The lesion we observed may have been caused by reactions by memory B lymphocytes, resulting in the rapid accumulation of IgG+ (not IgM+) plasmablasts in the medullary cord of lymph nodes without de novo formation of germinal centers, , which was observed in our case. If the present lymphadenopathy was caused by a primary immune response, a mixture of IgM+ and IgG+ plasma cells, and proliferating B cells with the development of germinal centers should have been observed; however, such findings were absent in our case. The cause of the observed lymph node pathology remains unclear because no viruses were identified. However, the spatial relationship between the heart and the location of lymphadenopathy (only observed in the mediastinal areas) suggests that the lymphadenopathy was related to myocarditis.
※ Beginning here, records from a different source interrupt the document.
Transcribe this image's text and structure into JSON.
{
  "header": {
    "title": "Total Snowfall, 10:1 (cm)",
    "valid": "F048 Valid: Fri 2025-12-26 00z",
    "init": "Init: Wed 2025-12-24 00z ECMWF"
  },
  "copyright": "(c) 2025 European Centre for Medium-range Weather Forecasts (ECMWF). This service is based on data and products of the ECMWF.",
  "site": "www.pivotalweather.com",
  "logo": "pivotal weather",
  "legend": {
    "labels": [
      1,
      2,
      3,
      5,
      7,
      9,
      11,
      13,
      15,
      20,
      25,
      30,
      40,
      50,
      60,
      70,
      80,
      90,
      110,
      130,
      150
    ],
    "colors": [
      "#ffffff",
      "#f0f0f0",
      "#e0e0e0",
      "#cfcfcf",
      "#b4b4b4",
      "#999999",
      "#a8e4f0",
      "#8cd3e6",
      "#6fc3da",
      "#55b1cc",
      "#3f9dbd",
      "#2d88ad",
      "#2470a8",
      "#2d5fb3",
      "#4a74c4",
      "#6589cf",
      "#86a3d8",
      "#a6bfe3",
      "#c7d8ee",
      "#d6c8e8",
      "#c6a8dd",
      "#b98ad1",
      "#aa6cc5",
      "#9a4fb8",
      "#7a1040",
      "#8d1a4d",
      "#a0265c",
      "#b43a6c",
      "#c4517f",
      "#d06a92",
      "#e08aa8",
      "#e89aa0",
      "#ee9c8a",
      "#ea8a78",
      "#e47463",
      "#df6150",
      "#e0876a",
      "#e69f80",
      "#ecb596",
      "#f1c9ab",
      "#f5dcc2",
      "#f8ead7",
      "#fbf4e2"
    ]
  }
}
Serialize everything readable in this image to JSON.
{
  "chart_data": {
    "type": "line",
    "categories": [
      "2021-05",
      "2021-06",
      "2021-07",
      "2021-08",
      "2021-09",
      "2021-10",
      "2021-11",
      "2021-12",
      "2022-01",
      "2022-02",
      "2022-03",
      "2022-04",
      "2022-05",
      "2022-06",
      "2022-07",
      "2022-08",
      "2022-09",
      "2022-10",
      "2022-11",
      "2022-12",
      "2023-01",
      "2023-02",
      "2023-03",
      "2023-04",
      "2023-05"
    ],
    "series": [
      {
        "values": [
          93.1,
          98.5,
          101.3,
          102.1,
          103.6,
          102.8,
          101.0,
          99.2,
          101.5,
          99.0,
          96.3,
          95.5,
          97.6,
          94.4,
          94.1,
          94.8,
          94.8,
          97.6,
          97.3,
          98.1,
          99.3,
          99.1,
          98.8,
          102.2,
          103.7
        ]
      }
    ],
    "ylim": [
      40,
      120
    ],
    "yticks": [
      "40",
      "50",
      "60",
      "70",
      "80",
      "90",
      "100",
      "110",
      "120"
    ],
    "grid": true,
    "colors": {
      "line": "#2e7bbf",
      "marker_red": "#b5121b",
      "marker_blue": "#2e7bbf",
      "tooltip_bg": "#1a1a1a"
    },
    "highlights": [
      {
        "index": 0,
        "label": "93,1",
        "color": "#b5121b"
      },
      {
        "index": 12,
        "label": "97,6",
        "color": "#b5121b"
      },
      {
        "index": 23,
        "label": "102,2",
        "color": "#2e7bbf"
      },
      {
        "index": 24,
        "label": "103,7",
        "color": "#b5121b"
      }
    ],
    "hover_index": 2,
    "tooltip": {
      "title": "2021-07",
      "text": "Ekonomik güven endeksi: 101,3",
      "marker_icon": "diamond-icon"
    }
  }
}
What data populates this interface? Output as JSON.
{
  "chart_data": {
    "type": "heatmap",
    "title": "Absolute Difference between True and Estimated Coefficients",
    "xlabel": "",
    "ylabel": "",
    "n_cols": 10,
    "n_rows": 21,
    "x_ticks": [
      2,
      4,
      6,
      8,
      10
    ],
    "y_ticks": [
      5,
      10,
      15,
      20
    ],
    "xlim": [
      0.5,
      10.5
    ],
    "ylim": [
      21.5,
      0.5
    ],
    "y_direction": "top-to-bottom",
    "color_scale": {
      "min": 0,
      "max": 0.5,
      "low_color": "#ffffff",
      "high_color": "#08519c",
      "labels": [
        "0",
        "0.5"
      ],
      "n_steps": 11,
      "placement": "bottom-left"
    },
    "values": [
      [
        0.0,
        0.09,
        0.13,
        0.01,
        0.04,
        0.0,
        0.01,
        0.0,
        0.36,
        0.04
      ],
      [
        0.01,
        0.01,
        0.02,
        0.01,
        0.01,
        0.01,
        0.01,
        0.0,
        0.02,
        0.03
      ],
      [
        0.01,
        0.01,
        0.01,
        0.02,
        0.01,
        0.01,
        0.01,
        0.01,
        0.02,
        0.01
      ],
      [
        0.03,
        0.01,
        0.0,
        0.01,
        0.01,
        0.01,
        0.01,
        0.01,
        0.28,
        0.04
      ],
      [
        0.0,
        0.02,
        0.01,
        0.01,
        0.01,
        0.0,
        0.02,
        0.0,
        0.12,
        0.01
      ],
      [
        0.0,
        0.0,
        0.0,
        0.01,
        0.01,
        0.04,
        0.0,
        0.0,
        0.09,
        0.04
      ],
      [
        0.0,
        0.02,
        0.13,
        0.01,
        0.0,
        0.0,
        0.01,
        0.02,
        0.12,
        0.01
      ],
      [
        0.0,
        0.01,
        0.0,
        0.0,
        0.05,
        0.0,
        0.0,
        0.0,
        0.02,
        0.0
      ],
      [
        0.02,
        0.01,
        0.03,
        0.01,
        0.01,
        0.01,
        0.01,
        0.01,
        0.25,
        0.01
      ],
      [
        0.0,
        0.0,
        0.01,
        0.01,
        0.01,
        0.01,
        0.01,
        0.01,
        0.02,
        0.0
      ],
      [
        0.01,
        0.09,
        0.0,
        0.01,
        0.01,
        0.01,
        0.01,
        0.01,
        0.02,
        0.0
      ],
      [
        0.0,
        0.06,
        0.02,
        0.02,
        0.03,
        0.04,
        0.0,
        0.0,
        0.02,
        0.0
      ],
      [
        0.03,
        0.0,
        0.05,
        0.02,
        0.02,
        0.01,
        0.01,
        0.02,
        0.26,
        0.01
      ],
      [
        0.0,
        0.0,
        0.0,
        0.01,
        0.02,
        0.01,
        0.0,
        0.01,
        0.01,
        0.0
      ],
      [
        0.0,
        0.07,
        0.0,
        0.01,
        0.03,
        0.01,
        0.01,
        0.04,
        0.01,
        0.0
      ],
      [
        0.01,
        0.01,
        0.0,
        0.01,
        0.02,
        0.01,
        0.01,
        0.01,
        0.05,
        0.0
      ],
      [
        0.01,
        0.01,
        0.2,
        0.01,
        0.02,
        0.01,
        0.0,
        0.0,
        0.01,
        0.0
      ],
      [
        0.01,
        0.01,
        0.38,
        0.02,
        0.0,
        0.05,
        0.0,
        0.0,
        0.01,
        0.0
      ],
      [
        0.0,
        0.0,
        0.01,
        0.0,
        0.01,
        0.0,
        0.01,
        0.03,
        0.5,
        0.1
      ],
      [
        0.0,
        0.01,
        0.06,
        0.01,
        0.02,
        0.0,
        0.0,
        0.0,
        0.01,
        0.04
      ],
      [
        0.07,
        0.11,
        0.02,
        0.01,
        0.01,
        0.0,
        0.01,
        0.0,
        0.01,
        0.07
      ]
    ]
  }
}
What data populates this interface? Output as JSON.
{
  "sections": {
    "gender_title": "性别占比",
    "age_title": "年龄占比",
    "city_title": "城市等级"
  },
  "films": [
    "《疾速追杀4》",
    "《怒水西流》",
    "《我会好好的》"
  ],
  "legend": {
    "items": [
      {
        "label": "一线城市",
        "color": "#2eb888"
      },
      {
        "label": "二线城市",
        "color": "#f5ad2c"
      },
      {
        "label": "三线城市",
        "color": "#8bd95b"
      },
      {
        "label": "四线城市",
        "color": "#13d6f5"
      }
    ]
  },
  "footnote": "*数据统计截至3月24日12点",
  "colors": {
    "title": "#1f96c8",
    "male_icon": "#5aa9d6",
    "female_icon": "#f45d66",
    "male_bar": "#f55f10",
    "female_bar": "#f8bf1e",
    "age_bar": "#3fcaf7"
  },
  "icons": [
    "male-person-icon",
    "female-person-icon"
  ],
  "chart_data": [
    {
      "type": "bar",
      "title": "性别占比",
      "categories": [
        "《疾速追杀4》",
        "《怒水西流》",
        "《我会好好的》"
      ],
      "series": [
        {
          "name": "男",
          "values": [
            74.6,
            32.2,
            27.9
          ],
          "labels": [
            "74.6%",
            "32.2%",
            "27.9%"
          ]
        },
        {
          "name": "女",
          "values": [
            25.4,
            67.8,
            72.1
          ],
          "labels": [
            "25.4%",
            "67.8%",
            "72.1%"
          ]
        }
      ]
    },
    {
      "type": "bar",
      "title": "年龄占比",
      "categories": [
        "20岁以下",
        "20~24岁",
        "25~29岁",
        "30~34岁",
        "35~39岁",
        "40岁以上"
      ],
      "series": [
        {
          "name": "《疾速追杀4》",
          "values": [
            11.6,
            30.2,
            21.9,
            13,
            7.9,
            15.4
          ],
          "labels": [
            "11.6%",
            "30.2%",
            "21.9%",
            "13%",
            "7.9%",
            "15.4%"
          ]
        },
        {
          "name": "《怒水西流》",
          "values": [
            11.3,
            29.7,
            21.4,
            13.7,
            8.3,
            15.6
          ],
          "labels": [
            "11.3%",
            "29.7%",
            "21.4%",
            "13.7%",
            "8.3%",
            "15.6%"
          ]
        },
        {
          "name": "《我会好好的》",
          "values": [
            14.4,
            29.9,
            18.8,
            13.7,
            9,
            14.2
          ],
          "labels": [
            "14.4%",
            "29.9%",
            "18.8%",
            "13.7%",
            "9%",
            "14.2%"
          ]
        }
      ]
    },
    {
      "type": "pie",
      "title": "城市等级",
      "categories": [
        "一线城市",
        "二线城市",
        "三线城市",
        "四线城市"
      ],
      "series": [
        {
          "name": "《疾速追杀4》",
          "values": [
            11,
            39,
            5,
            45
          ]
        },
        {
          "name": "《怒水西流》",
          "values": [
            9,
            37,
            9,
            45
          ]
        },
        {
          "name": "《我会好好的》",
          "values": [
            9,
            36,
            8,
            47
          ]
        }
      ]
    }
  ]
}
One of the authors (HO) previously reported that the base of ulcerative colitis is abundant ‘proliferating plasma cells’. We (MM and HO) now consider the previously described ‘proliferating plasma cells’ to be plasmablasts for the following reasons: a) these round cells were immunohistochemically CD19+ CD20- CD3- CD138+ IgG+ or IgA+ (but IgM-), and b) CD19+ or IgG+ cells were frequently double-positive for Ki-67 (Table S2). Immunoelectron microscopy revealed that CD19+ cells had well-developed rough endoplasmic reticulum, a feature consistent with antibody-secreting cells. In relation to this, flow cytometry revealed plasmablasts (i.e., early plasma cells with migratory potential) in the peripheral blood of patients with ulcerative colitis.

The present report described a case of plasmablast-rich, reactive lymphadenopathy. Further studies are required to clarify the significance of the lesion and the distribution of reactive plasmablasts in different inflammatory lesions. Our double-staining method for immunoglobulin and Ki-67 may be useful for this purpose.